The Archive of Māori and Pacific Music houses the world’s largest ethnographic sound collection relating to the Pacific. Established in 1970 to promote research into the music of the indigenous people of New Zealand, the Māori, and those of the people of the Pacific Islands, its holdings today include material from most tribal groups of New Zealand and most Pacific Islands areas, commercial and field recordings of vocal and instrumental music, oral histories, stories and language resources. In forty years the curators, scholars and community of the Archive have built a highly regarded platform of research, teaching and recordings which actively provides for present cultural and academic needs and which also works for future generations of South Pacific peoples.
The Archive’s mission is to promote knowledge and understanding of Māori and Pacific music, past and present, as an integral part of the cultures represented in its holdings. Changing socio-demographics and cultural needs in New Zealand have placed new demands on its universities as the repositories and generators of societal knowledge.
The Archive is open to the general public as well as researchers, scholars and students.

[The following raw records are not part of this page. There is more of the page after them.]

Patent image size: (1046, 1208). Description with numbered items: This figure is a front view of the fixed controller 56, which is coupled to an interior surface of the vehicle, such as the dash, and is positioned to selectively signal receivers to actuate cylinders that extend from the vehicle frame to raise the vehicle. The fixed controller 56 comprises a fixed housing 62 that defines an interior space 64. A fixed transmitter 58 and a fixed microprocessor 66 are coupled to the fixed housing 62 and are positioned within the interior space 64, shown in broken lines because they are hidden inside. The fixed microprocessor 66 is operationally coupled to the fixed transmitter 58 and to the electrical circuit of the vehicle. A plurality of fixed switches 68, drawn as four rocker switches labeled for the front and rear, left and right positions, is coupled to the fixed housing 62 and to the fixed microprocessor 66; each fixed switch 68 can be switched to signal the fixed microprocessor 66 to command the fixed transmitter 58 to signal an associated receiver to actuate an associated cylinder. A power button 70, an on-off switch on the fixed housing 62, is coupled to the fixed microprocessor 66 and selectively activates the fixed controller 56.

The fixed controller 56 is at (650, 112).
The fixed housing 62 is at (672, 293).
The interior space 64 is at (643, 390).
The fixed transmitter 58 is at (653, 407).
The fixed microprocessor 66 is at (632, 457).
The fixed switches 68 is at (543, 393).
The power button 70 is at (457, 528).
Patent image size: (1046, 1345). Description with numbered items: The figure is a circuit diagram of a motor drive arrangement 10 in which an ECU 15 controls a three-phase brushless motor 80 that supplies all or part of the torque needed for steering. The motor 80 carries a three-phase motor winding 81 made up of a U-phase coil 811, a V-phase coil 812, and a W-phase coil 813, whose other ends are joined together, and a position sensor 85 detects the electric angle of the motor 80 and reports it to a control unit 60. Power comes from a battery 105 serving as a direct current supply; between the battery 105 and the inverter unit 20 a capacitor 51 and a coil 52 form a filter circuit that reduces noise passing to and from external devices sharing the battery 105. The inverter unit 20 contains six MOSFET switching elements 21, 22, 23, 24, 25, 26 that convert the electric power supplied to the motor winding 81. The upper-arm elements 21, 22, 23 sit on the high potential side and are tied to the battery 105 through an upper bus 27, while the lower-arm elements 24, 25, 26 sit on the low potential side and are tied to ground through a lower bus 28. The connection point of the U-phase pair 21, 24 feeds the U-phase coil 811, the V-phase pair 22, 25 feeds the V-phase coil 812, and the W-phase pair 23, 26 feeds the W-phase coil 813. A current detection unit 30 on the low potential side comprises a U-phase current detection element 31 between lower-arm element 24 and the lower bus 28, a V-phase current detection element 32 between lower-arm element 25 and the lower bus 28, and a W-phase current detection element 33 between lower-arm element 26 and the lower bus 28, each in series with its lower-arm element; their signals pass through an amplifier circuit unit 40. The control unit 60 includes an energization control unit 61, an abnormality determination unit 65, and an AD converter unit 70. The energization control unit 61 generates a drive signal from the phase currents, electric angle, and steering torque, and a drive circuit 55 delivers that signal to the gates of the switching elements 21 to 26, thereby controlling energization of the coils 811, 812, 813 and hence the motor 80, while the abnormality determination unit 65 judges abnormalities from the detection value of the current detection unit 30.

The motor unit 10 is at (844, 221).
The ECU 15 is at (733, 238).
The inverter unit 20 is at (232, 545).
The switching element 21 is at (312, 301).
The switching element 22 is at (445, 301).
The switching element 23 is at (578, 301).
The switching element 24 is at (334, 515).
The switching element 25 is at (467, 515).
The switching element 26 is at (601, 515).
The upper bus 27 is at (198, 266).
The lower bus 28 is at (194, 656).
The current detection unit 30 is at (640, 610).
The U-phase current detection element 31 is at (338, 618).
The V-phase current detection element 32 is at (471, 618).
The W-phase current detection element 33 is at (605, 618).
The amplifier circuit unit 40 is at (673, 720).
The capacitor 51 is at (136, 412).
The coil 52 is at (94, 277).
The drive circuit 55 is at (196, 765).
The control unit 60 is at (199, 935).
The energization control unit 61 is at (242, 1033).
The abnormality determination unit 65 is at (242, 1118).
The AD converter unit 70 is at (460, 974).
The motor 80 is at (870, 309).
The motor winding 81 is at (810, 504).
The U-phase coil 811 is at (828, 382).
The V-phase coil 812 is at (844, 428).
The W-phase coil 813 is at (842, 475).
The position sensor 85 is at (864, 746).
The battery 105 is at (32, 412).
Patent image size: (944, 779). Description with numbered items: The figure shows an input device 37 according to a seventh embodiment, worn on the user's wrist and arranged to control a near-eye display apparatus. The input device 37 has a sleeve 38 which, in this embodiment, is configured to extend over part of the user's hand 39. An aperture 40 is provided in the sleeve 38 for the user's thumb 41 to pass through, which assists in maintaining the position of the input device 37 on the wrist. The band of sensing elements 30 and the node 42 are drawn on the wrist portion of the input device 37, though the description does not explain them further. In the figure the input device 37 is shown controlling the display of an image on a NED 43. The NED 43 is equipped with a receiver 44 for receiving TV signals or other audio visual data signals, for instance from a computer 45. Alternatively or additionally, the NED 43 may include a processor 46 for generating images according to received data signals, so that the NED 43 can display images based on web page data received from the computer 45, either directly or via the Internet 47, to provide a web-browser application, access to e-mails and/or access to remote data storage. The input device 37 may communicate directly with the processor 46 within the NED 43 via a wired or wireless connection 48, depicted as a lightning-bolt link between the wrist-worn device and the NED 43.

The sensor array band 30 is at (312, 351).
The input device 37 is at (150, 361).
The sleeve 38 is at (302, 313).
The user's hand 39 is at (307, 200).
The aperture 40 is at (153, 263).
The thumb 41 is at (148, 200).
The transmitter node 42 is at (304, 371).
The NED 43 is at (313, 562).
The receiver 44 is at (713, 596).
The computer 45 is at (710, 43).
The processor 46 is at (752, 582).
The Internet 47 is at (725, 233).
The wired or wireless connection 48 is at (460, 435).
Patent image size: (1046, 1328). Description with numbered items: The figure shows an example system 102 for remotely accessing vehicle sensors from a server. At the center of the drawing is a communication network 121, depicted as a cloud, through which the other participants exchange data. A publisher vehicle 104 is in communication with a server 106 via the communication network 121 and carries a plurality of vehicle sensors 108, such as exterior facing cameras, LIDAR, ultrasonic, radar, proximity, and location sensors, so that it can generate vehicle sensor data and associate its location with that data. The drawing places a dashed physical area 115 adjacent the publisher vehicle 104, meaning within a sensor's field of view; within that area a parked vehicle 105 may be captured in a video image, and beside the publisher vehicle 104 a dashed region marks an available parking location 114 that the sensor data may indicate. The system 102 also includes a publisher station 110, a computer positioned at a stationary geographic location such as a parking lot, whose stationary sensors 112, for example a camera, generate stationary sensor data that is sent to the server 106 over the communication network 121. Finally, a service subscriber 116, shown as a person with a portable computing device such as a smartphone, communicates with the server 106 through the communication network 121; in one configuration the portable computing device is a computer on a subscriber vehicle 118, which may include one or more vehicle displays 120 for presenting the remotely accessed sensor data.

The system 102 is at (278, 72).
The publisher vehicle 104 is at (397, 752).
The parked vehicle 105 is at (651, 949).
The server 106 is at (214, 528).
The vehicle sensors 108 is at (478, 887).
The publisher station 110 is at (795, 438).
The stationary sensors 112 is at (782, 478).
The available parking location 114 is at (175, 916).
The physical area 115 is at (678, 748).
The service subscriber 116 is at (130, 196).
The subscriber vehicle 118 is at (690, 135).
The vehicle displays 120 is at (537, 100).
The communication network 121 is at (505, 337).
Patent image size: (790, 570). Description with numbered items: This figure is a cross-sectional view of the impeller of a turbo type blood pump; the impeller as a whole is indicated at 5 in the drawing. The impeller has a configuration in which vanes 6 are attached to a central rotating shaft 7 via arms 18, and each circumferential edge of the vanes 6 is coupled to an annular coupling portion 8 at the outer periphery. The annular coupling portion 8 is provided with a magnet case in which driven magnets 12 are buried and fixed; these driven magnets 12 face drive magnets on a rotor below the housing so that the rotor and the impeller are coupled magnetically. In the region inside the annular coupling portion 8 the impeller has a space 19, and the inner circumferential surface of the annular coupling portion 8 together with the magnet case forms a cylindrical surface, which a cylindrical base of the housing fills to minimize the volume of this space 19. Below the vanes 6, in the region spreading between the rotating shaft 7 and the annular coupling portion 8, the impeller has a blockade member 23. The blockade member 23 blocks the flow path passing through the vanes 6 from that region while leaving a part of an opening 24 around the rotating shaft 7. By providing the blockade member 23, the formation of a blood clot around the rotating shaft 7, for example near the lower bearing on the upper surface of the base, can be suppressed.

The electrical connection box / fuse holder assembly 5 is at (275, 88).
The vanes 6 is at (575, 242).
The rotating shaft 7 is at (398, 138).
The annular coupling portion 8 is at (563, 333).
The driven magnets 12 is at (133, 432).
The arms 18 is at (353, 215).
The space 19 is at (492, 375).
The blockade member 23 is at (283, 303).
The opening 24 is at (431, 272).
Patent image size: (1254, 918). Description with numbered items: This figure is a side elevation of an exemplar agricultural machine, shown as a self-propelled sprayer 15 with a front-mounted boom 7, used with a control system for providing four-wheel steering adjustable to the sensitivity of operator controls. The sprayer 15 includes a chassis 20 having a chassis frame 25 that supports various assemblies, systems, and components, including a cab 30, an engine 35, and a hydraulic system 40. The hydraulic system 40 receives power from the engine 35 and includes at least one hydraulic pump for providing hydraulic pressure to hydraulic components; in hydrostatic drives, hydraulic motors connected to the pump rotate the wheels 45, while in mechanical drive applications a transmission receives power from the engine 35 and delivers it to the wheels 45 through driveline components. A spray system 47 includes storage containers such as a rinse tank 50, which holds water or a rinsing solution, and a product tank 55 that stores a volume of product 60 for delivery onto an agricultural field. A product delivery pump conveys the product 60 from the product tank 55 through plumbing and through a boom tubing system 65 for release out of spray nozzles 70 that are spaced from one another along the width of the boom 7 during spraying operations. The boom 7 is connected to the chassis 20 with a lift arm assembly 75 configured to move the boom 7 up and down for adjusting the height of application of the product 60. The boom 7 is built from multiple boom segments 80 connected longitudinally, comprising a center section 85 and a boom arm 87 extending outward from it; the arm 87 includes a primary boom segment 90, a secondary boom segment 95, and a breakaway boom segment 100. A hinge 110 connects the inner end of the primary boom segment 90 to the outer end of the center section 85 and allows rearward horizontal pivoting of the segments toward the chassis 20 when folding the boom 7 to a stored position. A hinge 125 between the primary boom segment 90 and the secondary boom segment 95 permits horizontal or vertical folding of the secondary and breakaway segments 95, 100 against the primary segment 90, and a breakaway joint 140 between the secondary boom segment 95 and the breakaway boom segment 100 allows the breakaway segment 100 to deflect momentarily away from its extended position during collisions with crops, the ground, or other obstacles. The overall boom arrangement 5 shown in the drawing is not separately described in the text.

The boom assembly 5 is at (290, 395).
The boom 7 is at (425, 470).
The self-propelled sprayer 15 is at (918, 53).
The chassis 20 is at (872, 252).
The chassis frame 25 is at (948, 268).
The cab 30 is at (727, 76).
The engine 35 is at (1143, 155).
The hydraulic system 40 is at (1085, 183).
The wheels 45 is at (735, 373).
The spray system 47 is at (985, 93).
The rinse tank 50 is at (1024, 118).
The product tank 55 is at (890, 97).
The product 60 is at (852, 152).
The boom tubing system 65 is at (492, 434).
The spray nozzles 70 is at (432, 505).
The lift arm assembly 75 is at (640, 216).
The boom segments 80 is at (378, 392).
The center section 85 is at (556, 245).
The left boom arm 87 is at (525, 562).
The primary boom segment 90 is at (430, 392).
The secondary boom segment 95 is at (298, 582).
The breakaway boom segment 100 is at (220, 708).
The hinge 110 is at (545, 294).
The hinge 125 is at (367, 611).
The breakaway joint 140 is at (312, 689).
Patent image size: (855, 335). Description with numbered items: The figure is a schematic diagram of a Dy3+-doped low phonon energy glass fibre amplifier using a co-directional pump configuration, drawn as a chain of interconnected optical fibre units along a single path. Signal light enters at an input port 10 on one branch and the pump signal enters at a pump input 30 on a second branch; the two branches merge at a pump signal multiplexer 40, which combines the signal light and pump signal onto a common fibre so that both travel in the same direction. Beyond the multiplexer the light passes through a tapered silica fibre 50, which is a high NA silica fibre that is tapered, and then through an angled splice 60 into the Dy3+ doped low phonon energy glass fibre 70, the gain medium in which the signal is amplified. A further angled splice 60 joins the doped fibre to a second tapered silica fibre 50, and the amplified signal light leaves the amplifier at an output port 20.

In its early years of operation, when most users were staff and students, the Archive functioned essentially as a University resource. However, in the last decade – as a result variously of free distribution of its four published catalogues to every public library in the country, the burgeoning growth of Ethnomusicology and Pacific Studies within secondary and tertiary level institutions, a steadily moving revival of interest in records of Māori and Pacific Island ethnicity, and growing awareness within Pacific nations of the breadth of the Archive’s holdings – the user base has swung away from university to community, and from Auckland-centred to nation-wide and beyond. The demand for its services and the gifts of its depositors have built the Archive of Māori and Pacific Music from a university asset into a national institution, serving wider regional needs and providing a free public service.